Webster’s dictionary defines stress as “a physical, chemical, or emotional factor that causes bodily or mental tension and may be a factor in disease causation.” So what does that look like in the real world?

The Yerkes-Doson curve (below) has long been a way to illustrate what happens with stress levels in relation to performance. The interesting takeaway from this is that we actually need stress in our lives to motivate us and get us to peak levels of performance. The trouble is, too much stress, over a prolonged period of time, can lead us to a tipping point (overload stress), where we begin to experience both mental and physical fatigue. Continued high levels of stress exposure almost inevitably lead to some form of breakdown (burnout), where both mental and physical ill health is a very real possibility.

Signs & Symptoms

Overload stress can often be something that others observe in us before we actually see it ourselves. The symptoms can be varied, but might include: increased irritability, excessive worrying, low mood, apathy, fatigue, restlessness, increased or decreased appetite, sleeplessness, headache, muscle ache and stomach upsets. These symptoms will obviously vary from person to person, but it is important to recognise changes to your normal thoughts and behaviours.

Burnout stress is really at the extreme end of the scale and is usually the stage where mental and/or physical health begin to deteriorate.

The Impact of stress

Stress, if unrecognised, can have a significant impact on both our mental and physical health. Stress triggers the release of hormones in our bodies, mainly cortisol and adrenaline. These hormones are primarily responsible for enabling our bodies to cope during dangerous situations- the “fight or flight” mode. Our body is essentially given more energy and sharper reflexes during these times as we prepare to deal with a dangerous situation. This is only ever meant to be for short periods of time. However, overload stress can cause a situation where we continue to produce these hormones when they are not required. Doing this over a sustained period of time is really not a good idea for our bodies creating burnout which  can lead to significant mental and physical health problems.

What can we do?

As stated before, we actually need stress in our lives. We need it to react to dangerous or life threatening situations (fight or flight), but we also need it to perform at our peak efficiency in other areas of our life such as  exams, careers and sports. As important as that peak performance is, we also need to have times when we do not have to perform, times where we can “switch off” the performance hormones. In effect, we need to find ways of de-stressing which will turn off that “hormone tap”.
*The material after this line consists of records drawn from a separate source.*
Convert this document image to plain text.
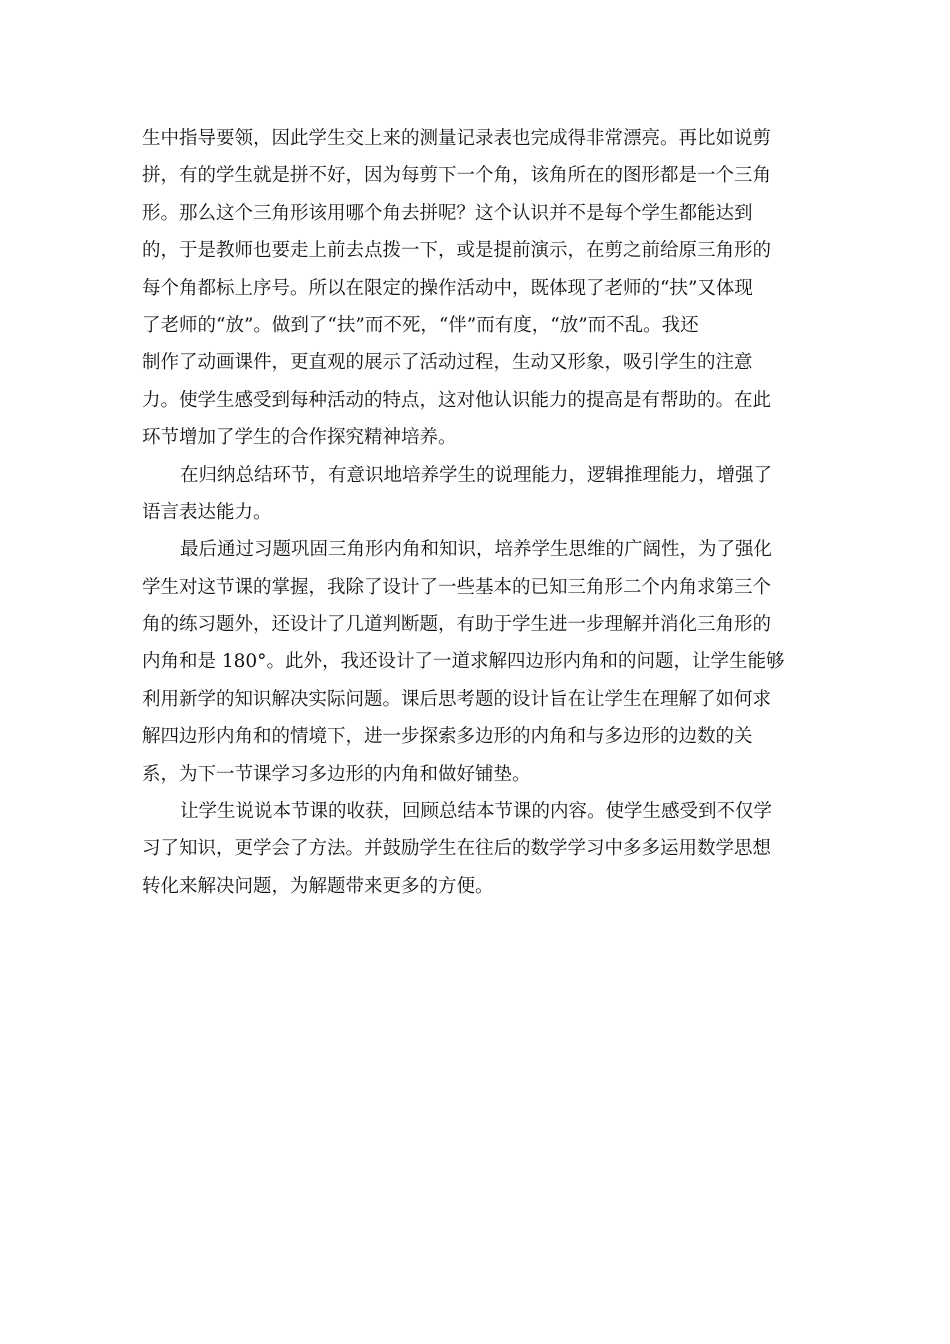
生中指导要领，因此学生交上来的测量记录表也完成得非常漂亮。再比如说剪
拼，有的学生就是拼不好，因为每剪下一个角，该角所在的图形都是一个三角
形。那么这个三角形该用哪个角去拼呢？这个认识并不是每个学生都能达到
的，于是教师也要走上前去点拨一下，或是提前演示，在剪之前给原三角形的
每个角都标上序号。所以在限定的操作活动中，既体现了老师的“扶”又体现
了老师的“放”。做到了“扶”而不死，“伴”而有度，“放”而不乱。我还
制作了动画课件，更直观的展示了活动过程，生动又形象，吸引学生的注意
力。使学生感受到每种活动的特点，这对他认识能力的提高是有帮助的。在此
环节增加了学生的合作探究精神培养。
在归纳总结环节，有意识地培养学生的说理能力，逻辑推理能力，增强了
语言表达能力。
最后通过习题巩固三角形内角和知识，培养学生思维的广阔性，为了强化
学生对这节课的掌握，我除了设计了一些基本的已知三角形二个内角求第三个
角的练习题外，还设计了几道判断题，有助于学生进一步理解并消化三角形的
内角和是 180°。此外，我还设计了一道求解四边形内角和的问题，让学生能够
利用新学的知识解决实际问题。课后思考题的设计旨在让学生在理解了如何求
解四边形内角和的情境下，进一步探索多边形的内角和与多边形的边数的关
系，为下一节课学习多边形的内角和做好铺垫。
让学生说说本节课的收获，回顾总结本节课的内容。使学生感受到不仅学
习了知识，更学会了方法。并鼓励学生在往后的数学学习中多多运用数学思想
转化来解决问题，为解题带来更多的方便。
Fortunately, there are ways to do this. Exercise and diet play an important role in many aspects of our lives including reducing our stress levels. Exercise has long been known to help us to relax and unwind, and a healthy diet can keep our body nourished and help us to avoid the temptations of overeating or indulging in chemical stimulants to help us cope. Interestingly, alcohol can actually lead to increased stress levels, as well as decreasing our quality of sleep.

There are also benefits in seeking alternative pursuits to help us cope with stress, if for no other reason than they provide a distraction and a change of focus from the things that are stressing us. Play golf, take up chess or origami, go bungee jumping- the possibilities are endless!

Many people find the use of meditation techniques particularly beneficial, including using deep breathing and relaxation techniques as well as yoga, tai chi and many others. Whilst not for everyone, these techniques can have a profound impact on your state of mind and can play an important role in reducing stress levels.

Finally, some will seek the services of a professional to help them, be it a life coach, counsellor, psychiatrist or psychologist. These individuals can be useful in helping to change your thoughts and behaviour, allowing  you to find new ways to deal with the stresses in your life. In addition to talking therapies, use of medications such as antidepressants or tranquillisers may be indicated, however, these must always be taken under the supervision of a suitably qualified professional.